A more complex and arresting example is provided by the Muslim holy book, the Koran. This has only recently been subject to critical examination. Muslims believe that their prophet was illiterate, and that the Koran is the uncreated world of God. Those who have studied the text without the eyes of this faith see it as originating on the fringes of Syria and Palestine in the seventh century, and even see its origins in a Christian liturgical book. Many scholars now see the Koran as a product of a historical milieu rather than an uncreated text. As such, it would have sources. This scholarly belief (a famous exponent is Tom Holland) must naturally contradict the faith of those who believe that the Koran is the uncreated word of God.
Christians may sympathise with this, but we have been there, and we have moved on. Once it was more or less considered de fide to believe that one person wrote the prophecy of Isaiah. Now we know that there were at least three authors of Isaiah, and that it falls into three sections by different hands, which were written at different times. This does not mean that Isaiah is a forgery; rather it means that we have developed and deepened our understanding of just what divine inspiration means. We now know too that it is a mistake to attribute the Letter to the Hebrews to Saint Paul, but that does not mean it is any less inspired.
All these thoughts are occasioned by last week’s Gospel, which was the parable of the Prodigal Son. Now, this tale is clearly original to Jesus; he made it up; it is most unlikely that he was telling a well-known story already in circulation. If the story were an old one, the disciples would perhaps not have thought it worth remembering; and we would have examples of it, perhaps, in the literature of the period. But, original as it is, does the Prodigal Son parable have any literary antecedents? Can we, in examining it, find out what Jesus may have read, or what may have inspired his story telling?
I think we can.
Consider these verses (Luke 15, 13-16): “After a few days, the younger son collected all his belongings and set off to a distant country where he squandered his inheritance on a life of dissipation. When he had freely spent everything, a severe famine struck that country, and he found himself in dire need. So he hired himself out to one of the local citizens who sent him to his farm to tend the swine. And he longed to eat his fill of the pods on which the swine fed, but nobody gave him any.”
Where was this distant country that was afflicted by famine? Was it Egypt? Was it Babylonia? Or was it simply the country that haunts the Jewish imagination, the place of exile? But this young man has gone into self-imposed exile, an exile from which he can return. The distance between him and Zion is moral as much as physical. And what does he feel in his estranging exile from his father?
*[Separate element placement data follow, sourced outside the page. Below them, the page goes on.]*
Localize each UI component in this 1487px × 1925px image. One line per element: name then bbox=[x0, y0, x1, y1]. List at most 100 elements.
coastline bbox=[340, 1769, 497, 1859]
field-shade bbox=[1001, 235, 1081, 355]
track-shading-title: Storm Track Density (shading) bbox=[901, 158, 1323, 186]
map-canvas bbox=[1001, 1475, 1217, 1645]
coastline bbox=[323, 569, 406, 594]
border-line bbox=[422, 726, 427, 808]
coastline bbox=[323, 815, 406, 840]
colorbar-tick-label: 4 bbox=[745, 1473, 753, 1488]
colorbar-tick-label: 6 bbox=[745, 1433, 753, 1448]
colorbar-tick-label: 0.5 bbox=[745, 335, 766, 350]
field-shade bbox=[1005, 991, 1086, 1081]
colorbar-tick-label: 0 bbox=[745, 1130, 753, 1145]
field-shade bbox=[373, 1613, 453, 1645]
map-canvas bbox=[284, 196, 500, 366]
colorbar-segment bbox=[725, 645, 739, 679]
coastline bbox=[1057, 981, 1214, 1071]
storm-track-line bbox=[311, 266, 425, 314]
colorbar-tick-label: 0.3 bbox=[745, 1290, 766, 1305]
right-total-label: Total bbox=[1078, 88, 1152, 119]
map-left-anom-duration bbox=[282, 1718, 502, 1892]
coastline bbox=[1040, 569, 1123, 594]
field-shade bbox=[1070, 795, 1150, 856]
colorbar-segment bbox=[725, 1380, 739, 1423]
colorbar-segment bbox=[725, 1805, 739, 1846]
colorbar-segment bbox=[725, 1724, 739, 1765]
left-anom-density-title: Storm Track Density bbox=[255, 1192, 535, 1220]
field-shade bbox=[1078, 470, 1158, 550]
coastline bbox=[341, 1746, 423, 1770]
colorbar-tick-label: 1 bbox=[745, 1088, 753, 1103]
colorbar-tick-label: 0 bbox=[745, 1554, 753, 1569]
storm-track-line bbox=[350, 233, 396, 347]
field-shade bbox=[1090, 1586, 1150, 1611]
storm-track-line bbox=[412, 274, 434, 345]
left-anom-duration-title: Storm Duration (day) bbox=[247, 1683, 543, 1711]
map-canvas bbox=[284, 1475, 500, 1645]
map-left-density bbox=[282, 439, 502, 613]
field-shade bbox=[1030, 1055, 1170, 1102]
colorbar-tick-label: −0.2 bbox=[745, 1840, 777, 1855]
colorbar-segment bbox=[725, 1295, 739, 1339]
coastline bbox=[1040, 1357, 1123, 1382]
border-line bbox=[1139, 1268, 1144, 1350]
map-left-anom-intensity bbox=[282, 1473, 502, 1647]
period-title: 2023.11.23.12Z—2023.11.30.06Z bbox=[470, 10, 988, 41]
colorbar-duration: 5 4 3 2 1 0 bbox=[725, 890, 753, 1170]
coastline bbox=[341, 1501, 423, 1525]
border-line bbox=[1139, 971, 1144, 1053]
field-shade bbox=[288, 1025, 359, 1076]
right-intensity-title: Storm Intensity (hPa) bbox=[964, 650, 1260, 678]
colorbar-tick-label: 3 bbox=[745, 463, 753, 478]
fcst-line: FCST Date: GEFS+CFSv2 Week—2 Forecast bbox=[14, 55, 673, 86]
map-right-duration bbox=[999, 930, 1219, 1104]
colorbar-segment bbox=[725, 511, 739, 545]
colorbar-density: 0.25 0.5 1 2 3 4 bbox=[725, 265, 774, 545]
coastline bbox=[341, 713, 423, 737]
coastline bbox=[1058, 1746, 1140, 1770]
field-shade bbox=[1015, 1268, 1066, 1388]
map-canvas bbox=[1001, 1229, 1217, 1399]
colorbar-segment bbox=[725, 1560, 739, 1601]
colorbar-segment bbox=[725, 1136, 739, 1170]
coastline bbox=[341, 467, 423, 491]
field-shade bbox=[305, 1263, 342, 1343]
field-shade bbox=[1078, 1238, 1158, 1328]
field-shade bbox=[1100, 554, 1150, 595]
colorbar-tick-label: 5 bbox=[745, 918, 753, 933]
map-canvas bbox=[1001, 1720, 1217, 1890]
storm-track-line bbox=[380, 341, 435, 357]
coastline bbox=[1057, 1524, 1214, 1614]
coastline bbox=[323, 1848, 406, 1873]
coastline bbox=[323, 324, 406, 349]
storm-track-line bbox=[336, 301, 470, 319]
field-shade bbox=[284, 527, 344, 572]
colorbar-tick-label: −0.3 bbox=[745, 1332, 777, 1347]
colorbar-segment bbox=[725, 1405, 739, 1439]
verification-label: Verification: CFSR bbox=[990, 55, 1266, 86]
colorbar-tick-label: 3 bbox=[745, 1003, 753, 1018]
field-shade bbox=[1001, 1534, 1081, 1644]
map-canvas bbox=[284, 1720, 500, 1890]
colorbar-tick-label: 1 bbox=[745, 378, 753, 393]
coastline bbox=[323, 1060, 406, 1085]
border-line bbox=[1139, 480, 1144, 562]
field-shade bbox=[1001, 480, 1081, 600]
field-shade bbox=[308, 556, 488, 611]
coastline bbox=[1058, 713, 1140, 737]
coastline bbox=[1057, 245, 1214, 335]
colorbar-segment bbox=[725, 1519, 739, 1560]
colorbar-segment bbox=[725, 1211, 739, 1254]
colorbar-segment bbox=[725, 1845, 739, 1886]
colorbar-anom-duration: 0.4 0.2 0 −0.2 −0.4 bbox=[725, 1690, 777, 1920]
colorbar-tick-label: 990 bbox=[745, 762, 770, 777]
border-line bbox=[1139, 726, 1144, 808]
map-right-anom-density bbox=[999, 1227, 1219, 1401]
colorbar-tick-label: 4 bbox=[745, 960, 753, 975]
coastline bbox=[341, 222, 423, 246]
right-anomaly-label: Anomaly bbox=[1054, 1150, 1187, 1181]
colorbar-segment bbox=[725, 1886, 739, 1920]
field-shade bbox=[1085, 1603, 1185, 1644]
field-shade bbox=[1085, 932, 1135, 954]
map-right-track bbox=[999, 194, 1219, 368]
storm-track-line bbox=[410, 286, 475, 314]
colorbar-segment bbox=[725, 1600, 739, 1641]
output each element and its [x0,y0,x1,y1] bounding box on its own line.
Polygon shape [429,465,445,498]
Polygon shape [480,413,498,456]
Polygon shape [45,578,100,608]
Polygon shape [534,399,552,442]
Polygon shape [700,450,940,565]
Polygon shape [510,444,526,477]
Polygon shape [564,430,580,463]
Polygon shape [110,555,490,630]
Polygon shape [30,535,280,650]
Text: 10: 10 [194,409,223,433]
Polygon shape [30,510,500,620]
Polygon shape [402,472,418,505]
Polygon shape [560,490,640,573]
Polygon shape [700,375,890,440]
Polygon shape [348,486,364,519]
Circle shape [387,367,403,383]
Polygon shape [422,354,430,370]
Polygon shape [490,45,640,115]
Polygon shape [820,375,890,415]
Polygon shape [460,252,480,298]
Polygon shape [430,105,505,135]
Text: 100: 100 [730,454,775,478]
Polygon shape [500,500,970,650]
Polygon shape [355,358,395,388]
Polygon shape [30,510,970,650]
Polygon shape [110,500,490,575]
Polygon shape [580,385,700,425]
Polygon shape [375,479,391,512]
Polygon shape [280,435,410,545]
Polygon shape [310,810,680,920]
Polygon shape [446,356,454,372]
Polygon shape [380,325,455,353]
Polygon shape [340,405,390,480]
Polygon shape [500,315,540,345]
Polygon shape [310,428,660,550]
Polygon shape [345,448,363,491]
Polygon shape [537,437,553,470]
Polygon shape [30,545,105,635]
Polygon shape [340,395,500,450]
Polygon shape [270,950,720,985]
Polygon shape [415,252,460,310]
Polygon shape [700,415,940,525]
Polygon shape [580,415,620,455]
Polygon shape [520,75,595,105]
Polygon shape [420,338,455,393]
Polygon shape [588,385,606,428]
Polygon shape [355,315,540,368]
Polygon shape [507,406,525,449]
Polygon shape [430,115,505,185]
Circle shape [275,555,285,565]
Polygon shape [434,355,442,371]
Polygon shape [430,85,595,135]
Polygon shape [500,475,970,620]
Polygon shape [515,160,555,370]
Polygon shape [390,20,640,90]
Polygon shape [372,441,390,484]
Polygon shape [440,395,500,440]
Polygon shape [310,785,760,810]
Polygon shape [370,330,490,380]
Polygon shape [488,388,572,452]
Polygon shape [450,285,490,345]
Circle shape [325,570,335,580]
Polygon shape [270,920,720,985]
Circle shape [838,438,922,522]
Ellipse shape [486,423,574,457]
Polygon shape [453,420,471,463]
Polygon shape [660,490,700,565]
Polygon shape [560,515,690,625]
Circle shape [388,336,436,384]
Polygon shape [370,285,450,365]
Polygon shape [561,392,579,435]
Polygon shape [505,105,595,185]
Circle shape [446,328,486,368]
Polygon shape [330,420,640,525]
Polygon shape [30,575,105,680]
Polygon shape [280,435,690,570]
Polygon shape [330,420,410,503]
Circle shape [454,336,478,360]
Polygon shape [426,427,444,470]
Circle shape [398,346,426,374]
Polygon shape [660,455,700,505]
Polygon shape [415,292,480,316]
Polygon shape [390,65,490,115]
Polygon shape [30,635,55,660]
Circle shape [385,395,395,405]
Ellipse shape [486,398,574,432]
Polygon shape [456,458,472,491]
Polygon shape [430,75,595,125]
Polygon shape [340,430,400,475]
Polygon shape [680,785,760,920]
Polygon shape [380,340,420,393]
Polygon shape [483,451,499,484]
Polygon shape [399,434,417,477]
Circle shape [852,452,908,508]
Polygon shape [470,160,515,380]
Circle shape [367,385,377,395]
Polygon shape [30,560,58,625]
Is it this?
By the rivers of Babylon, there we sat down,
And there we wept when we remembered Zion.
On the willows there we hung up our harps.
For there our captors asked us for words of song,
And our tormentors, for mirth:
“Sing to us from the songs of Zion!”
How could we sing the song of the LORD on an alien land?
If I forget thee, O Jerusalem, may my right hand forget its skill,
May my tongue cling to the roof of my mouth
if I do not remember you,
if I do not set Jerusalem above my highest joy.
Given that Psalm 137, verses 1-6, is the most perfect expression of nostalgia ever expressed, and the trauma that comes from exile, and that Jesus would have known this Psalm well, it seems to me to be perfectly natural to believe that it was his reading of this psalm that was the origin of the creative impulse that produced the parable of the Prodigal Son.